The same set of Online First papers includes a Research Letter from the UK which is relatively reassuring about the value of patient opinion, at any rate about hospital in-patient episodes. British patients have been encouraged to rate their experiences of all 166 acute NHS hospitals on the NHS Choices website. When compared with routinely gathered measures of clinical outcome and hospital-acquired infection, patient opinion showed a high degree of correlation with quality.

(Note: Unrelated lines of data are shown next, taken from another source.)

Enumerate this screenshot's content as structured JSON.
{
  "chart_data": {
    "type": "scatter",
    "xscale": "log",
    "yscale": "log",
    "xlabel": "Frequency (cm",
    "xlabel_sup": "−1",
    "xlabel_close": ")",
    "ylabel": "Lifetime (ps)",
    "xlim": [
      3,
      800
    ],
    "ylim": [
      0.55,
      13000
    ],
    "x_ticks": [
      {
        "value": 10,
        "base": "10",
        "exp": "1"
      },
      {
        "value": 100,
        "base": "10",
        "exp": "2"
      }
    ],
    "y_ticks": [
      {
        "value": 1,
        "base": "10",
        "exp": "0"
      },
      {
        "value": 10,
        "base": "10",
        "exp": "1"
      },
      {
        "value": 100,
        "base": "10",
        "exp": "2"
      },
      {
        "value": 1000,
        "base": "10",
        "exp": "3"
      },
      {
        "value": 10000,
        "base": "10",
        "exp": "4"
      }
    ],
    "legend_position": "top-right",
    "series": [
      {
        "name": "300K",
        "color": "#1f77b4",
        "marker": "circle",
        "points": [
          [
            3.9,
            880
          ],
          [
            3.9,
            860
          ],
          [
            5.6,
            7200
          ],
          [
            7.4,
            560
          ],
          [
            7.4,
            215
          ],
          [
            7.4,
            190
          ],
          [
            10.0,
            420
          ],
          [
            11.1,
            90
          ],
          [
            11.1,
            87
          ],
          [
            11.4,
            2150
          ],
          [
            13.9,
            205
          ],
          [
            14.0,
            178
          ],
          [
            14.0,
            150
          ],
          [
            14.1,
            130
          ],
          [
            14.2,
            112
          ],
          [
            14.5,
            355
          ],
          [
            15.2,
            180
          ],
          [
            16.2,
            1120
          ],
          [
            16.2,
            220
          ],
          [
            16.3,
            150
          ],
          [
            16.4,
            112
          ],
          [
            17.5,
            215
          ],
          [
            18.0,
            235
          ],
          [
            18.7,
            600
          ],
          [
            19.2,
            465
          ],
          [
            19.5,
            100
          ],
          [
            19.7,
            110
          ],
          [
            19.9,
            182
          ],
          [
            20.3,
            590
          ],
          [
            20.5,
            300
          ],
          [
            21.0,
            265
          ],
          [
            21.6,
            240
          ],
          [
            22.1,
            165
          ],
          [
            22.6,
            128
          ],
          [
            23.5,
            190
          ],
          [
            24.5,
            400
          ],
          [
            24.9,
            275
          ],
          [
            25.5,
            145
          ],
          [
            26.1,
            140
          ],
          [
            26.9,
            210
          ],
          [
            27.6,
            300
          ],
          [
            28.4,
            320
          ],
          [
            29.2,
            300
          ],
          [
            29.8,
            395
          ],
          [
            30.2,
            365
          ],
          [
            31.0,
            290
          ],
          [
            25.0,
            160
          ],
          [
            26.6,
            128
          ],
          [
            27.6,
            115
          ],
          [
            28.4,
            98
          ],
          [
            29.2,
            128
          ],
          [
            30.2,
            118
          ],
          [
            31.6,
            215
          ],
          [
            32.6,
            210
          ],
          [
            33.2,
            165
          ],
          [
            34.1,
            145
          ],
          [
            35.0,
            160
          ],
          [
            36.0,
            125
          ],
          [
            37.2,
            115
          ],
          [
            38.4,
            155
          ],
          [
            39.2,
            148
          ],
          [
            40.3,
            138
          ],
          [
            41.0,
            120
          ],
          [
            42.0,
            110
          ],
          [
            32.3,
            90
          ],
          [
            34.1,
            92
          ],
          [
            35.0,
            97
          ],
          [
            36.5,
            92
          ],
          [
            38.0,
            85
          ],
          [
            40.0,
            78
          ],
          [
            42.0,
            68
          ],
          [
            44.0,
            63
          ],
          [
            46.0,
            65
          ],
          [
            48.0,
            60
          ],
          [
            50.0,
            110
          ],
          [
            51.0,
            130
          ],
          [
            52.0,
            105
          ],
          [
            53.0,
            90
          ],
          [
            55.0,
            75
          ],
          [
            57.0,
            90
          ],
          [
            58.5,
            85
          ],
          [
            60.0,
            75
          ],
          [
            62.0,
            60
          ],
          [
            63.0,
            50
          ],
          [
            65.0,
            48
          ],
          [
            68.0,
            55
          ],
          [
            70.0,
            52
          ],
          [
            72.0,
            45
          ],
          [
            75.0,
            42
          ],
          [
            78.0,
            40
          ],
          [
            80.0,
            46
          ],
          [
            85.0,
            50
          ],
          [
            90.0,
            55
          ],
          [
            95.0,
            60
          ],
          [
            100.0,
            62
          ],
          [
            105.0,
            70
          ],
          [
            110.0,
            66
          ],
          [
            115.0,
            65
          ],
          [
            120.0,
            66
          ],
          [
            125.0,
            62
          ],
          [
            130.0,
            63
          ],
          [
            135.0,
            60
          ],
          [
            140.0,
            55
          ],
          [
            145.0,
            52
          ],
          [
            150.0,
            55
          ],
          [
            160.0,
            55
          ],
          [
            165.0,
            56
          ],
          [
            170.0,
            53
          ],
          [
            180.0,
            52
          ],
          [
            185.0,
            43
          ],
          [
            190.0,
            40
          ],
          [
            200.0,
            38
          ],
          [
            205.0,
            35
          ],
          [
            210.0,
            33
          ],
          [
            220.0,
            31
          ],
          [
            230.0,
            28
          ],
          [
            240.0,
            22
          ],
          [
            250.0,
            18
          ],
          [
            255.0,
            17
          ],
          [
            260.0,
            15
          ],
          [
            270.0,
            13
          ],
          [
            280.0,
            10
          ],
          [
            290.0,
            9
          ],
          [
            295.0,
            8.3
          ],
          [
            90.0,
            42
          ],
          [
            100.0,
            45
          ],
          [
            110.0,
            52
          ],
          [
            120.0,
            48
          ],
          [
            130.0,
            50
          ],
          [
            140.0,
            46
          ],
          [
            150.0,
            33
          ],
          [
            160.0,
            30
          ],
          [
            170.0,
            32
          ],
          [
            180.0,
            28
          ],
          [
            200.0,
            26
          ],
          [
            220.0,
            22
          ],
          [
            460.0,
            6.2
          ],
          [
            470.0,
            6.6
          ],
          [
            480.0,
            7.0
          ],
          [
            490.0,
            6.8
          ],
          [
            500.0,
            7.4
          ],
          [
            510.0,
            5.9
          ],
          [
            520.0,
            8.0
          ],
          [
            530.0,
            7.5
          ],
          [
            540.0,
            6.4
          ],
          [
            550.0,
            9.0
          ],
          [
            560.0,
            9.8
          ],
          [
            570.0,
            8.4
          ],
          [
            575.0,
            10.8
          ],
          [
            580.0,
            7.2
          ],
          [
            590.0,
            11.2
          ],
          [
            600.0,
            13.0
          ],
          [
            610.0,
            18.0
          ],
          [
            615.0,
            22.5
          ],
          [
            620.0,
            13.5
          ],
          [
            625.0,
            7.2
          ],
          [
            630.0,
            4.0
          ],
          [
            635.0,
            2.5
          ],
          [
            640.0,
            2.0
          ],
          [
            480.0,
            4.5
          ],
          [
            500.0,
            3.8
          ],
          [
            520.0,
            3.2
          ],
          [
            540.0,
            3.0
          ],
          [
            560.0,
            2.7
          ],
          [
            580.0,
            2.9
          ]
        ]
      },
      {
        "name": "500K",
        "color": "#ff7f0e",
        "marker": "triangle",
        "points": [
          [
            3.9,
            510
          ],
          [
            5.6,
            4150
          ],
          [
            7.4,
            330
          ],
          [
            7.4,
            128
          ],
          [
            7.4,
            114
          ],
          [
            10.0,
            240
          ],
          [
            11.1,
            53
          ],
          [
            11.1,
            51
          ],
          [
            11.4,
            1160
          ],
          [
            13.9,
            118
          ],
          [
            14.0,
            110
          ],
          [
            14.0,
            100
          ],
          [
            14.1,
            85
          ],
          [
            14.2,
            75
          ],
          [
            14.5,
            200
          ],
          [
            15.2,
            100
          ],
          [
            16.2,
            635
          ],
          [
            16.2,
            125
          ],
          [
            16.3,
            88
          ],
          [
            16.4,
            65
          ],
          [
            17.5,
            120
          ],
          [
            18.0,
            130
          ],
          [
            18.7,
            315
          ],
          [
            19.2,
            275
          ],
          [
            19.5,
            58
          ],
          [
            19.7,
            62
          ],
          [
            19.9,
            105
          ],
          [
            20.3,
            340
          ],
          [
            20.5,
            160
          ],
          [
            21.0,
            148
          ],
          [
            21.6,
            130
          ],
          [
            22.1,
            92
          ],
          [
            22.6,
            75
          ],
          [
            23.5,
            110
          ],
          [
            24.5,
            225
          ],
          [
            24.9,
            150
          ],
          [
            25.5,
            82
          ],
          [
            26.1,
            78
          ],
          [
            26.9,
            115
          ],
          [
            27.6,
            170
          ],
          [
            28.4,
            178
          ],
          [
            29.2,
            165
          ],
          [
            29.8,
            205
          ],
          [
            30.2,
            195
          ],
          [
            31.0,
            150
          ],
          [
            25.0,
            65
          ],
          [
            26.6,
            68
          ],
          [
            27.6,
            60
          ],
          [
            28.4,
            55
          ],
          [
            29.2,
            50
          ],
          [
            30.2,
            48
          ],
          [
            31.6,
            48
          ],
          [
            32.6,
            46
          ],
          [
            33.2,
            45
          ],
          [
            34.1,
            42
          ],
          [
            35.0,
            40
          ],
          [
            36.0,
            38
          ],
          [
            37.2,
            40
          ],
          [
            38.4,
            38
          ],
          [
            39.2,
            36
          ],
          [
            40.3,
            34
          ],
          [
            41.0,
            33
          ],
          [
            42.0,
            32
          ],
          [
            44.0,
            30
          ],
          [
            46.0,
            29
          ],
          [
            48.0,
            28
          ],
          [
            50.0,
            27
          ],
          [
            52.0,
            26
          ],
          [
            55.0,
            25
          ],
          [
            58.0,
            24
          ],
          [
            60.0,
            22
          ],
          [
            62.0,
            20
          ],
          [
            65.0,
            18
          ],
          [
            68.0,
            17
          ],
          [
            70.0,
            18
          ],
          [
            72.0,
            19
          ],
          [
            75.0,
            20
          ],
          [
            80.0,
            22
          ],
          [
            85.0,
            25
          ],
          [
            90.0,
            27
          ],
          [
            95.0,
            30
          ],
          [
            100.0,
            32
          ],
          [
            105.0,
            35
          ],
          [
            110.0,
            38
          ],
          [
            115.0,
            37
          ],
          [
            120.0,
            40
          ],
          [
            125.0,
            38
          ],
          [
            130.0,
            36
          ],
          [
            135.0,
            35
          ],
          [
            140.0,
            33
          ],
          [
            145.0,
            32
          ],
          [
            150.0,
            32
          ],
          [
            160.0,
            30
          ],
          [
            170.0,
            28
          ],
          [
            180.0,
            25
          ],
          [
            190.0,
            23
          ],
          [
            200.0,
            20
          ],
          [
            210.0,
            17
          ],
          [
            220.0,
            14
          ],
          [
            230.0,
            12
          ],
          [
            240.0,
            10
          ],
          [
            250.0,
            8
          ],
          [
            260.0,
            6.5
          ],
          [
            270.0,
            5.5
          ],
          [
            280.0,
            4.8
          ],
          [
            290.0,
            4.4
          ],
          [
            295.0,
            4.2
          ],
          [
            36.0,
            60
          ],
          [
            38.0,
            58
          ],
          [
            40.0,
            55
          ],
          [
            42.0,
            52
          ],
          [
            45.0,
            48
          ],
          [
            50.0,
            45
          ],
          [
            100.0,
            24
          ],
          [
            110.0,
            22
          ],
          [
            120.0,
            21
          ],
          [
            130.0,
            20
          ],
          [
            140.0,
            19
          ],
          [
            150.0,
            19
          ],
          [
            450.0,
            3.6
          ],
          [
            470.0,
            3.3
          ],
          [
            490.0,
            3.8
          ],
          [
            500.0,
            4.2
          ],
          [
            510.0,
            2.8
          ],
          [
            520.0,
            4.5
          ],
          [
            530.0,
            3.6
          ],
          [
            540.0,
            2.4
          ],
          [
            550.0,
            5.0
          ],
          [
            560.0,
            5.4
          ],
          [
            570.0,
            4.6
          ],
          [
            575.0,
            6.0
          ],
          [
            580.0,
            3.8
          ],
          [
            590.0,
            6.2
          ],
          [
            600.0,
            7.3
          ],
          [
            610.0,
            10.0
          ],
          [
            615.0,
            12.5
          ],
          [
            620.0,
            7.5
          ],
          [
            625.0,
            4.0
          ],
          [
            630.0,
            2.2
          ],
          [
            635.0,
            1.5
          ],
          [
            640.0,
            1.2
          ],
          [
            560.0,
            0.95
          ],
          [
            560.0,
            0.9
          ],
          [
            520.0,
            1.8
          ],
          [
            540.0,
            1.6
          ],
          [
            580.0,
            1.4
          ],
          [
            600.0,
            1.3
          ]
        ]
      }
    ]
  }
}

Plant of the Week: Hamamellis mollis
We can’t grow witch-hazels on the limy clay of our garden at home, but here in New Haven they thrive on the local acid sand. Many of the colleges have planted them in borders by the road, and they don’t seem to mind fairly high levels of motor exhaust. Passers-by in late winter are hit by a sudden wall of spicy scent, and become aware that these medium sized shrubs are covered in thin tassel-heads of dark yellow or (in other species) dull red. Older, larger specimens make a fine sight beneath the blue skies we sometimes enjoy here.
Hamamellis mollis is really a small tree, so you might do better to look for H japonica or the hybrid of the two, called H x intermedia, which comes in colours ranging from pale straw to dark brick. The yellow ones tend to have the most scent. Also, if you happen to have bleeding piles that require immediate attention, you can rush out and use the bark or leaves as an astringent.